Until Tate Modern opened in 2000, London was the only major European city without a public art gallery for modern and contemporary art. Britain was resolutely philistine about the visual as epitomized by a controversy in 1976 triggered by the display of Carl Andre’s Equivalent VIII (1966) as a recent acquisition at the Tate Gallery in Millbank (now Tate Britain). The Evening Standard referred to the sculpture as a “pile of bricks.” Public outrage and protest focused on the expenditure of “tax payers’ money” on this Minimalist work made of manufactured bricks. Evidently, much needed to change before a museum of modern art would be welcome in London. Private funds would be required in order for public collections to acquire modern and contemporary art, and ultimately to support a London museum dedicated to its display.

In 1984 the Tate’s annual Turner Prize for new art was founded with the long-term goal of creating an open and understanding climate for modern and contemporary art. By the mid-nineties, thanks to the nominated Young British Artists’ high profile and pulling power, the Turner Prize had become a major annual event, with record-breaking numbers of visitors to the Tate’s exhibition of short-listed artists, and its gala dinners and prize-giving ceremonies avidly attended and covered, with the likes of Madonna presenting the prize. The purpose of the Turner Prize was accomplished, thanks in great part to the YBAs, and the public made ready for the opening of Tate Modern.

“Art is power”

Tate Modern from the Millennium Bridge, photo: Michael Day (CC BY-NC 2.0)

Tate Modern from the Millennium Bridge, photo: Michael Day (CC BY-NC 2.0)
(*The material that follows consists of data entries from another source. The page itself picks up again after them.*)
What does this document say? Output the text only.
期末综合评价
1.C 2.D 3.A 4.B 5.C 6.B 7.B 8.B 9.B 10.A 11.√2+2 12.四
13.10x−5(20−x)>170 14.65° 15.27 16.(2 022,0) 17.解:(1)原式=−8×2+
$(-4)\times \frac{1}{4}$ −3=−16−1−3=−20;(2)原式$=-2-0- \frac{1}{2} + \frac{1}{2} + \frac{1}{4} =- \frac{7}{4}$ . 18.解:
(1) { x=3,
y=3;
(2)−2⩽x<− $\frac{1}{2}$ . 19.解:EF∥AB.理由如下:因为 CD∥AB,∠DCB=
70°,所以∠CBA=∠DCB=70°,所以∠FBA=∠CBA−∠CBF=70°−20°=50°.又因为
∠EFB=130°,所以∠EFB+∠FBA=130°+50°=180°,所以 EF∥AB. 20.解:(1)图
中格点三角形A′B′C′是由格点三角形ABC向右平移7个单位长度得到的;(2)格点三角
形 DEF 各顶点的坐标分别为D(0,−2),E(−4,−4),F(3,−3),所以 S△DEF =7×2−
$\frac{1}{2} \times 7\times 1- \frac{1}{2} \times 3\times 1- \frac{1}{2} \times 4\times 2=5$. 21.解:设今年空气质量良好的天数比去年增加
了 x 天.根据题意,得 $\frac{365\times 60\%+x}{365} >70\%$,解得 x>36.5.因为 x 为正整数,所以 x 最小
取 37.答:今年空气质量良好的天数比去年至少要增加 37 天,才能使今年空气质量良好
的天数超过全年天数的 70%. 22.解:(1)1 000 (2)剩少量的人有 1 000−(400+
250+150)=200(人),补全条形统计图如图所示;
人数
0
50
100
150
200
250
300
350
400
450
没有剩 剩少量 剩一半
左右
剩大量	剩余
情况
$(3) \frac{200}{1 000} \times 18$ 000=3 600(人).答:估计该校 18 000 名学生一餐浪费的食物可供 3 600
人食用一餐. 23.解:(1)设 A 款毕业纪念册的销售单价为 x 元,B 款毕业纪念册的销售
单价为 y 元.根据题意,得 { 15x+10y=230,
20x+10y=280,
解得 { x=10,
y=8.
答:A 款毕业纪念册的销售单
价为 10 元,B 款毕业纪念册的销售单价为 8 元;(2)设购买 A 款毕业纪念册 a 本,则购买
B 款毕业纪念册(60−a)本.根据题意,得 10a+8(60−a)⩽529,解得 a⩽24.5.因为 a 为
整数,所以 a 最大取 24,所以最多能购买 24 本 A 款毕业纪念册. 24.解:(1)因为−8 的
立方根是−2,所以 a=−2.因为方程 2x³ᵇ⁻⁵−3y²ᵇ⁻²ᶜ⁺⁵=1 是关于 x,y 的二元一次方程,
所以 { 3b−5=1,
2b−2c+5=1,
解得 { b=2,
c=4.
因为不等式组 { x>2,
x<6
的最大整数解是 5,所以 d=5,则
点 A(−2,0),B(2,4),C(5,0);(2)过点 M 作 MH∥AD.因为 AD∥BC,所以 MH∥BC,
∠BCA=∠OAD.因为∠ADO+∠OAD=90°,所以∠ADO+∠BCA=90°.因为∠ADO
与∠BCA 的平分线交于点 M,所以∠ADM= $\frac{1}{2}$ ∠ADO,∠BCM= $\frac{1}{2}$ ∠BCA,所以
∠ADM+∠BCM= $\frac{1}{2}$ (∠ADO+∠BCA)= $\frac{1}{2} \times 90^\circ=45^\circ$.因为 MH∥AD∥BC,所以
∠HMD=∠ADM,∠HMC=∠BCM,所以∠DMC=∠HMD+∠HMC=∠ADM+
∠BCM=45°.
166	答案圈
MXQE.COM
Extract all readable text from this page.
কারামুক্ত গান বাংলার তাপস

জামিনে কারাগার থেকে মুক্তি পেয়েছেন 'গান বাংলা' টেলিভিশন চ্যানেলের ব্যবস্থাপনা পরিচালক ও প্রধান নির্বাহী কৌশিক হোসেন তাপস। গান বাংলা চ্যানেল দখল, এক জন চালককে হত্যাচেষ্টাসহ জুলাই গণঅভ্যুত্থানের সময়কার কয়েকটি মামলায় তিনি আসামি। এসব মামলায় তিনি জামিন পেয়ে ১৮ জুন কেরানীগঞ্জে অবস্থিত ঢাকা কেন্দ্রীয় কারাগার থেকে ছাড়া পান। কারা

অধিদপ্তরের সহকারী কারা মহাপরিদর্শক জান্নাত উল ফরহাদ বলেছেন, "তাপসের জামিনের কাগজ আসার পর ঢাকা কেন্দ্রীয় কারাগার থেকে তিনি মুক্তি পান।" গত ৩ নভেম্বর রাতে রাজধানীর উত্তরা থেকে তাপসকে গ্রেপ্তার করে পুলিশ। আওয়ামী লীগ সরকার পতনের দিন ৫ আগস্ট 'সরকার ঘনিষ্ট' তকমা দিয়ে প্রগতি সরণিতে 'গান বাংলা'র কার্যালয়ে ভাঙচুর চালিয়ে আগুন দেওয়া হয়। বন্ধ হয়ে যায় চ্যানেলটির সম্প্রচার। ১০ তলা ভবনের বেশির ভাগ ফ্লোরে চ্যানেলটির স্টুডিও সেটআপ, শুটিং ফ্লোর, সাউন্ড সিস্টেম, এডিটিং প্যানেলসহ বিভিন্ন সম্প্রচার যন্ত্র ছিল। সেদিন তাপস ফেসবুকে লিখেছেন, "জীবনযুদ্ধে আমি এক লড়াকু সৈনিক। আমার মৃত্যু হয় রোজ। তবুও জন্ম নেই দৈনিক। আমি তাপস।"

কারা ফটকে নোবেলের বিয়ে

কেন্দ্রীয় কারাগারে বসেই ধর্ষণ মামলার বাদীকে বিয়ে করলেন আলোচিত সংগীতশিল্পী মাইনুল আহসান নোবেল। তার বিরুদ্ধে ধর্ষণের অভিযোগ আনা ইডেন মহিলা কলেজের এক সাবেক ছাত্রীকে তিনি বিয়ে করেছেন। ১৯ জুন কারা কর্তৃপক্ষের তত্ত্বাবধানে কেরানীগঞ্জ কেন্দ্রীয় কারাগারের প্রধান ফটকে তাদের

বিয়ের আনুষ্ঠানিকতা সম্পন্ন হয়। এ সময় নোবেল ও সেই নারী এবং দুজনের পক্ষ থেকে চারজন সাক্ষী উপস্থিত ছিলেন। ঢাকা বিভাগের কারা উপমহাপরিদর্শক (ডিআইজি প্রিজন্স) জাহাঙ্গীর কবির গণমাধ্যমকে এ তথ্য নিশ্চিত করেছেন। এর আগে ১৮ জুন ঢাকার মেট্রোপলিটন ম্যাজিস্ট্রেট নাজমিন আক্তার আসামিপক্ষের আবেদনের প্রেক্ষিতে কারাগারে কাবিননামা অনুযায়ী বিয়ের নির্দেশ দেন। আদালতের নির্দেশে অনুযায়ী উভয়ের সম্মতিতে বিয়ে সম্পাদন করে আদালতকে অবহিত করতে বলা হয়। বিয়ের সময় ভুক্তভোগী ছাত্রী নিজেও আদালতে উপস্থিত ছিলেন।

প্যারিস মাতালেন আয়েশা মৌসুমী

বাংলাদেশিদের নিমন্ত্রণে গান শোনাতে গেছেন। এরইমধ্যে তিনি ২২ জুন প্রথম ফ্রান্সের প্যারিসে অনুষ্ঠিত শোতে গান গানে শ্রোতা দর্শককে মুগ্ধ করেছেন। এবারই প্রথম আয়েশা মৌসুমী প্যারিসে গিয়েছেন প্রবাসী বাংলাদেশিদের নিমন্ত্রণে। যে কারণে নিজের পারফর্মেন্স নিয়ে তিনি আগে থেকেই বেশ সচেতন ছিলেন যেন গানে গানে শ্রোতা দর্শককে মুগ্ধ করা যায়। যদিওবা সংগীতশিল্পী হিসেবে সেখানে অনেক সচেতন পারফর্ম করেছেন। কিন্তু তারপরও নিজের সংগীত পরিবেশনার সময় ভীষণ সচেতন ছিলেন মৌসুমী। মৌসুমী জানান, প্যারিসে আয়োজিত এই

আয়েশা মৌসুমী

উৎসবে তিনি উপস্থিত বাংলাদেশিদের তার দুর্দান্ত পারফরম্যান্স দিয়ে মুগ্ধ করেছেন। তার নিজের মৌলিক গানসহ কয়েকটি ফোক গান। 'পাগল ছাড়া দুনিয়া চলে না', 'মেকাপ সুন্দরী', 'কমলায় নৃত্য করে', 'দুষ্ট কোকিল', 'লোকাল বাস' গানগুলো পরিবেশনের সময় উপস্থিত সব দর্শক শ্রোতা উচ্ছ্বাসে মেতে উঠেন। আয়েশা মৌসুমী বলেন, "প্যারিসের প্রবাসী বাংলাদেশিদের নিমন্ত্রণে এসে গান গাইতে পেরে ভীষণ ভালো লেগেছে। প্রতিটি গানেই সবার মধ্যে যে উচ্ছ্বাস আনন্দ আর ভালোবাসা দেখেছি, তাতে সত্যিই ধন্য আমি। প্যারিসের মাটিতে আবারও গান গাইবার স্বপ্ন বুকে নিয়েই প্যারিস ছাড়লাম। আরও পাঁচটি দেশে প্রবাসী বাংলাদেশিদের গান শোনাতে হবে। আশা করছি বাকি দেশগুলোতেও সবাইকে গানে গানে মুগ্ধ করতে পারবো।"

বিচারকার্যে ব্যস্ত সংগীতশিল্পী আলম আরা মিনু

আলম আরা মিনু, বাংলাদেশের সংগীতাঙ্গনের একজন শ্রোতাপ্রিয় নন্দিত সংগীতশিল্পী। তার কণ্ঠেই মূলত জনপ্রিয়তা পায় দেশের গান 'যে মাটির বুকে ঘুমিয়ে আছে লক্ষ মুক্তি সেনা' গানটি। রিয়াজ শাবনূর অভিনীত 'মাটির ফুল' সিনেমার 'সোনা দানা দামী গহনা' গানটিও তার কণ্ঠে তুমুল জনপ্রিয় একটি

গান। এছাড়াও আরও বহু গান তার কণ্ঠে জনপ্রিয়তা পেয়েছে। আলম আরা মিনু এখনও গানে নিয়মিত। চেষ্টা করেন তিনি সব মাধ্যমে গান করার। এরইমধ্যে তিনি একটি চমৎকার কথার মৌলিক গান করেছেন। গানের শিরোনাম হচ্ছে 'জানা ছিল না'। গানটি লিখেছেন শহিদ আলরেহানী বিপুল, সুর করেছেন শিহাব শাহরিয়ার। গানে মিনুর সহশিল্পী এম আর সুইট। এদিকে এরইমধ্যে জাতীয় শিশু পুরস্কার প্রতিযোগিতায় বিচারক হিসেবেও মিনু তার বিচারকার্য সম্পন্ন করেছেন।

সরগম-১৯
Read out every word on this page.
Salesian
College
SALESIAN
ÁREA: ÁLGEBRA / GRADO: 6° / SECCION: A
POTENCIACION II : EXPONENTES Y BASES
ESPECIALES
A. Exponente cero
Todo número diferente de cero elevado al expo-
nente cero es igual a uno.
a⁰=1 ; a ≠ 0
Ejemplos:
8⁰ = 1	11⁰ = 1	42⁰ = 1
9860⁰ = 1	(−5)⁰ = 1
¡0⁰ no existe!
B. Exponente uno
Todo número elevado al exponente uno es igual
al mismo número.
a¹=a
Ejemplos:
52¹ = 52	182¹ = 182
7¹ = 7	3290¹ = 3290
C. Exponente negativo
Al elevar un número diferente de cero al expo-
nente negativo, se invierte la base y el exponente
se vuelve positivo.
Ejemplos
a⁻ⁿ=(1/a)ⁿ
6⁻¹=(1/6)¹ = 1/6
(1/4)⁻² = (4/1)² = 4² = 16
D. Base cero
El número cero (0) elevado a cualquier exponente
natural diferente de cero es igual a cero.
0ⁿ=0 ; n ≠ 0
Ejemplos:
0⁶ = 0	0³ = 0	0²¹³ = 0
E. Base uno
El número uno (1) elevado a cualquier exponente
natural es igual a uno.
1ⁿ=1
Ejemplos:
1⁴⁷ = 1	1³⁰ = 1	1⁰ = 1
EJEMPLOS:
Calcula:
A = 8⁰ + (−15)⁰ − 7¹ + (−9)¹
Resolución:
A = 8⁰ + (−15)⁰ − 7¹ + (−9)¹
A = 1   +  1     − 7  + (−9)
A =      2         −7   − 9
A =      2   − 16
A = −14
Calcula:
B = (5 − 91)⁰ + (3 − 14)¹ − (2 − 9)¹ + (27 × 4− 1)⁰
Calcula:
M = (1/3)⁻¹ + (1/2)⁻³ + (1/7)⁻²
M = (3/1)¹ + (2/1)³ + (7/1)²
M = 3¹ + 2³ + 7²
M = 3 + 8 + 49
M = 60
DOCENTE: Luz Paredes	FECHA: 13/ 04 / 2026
When Tate Modern (a museum dedicated to modern and contemporary art) opened in London in May 2000, its launch party for 4,000 people was the hottest ticket in town, and broadcast live on the BBC. Invitations were said to be changing hands for up to £1,000 and some left town rather than admit they were not on the list. “Everyone” was there, yet it was the Young British Artists who had done so much with their talent, energy and glamour to bring the art world’s focus to London for the first time in centuries (and to create a climate of acceptance for contemporary art), who provided the stardust. The YBAs ensured that Tate Modern’s opening party was the place to be and the museum was an instant success, with visitor numbers vastly higher than anticipated.

As the artistic duo Gilbert & George said as they opened the building earlier that day in front of the Queen of England, “Art is power.” The YBAs ruled the establishment: the artists were celebrities and everyone wanted to know more about them. And that, for a while, was how I made my living. Then it all suddenly came to an end, with 9/11 as a marker. Shortly after the twin tower attacks, Charles Saatchi closed the private gallery that had done so much to incubate the YBA movement, and there was a sense of moving on. I went into teaching and now teach the work of many of the artists I interviewed. The young adults I teach are consistently fascinated by the YBAs’ work, which speaks very strongly to them, and convinces me that even now—long after the parties and the scene have faded—the work itself will endure and stand the test of time.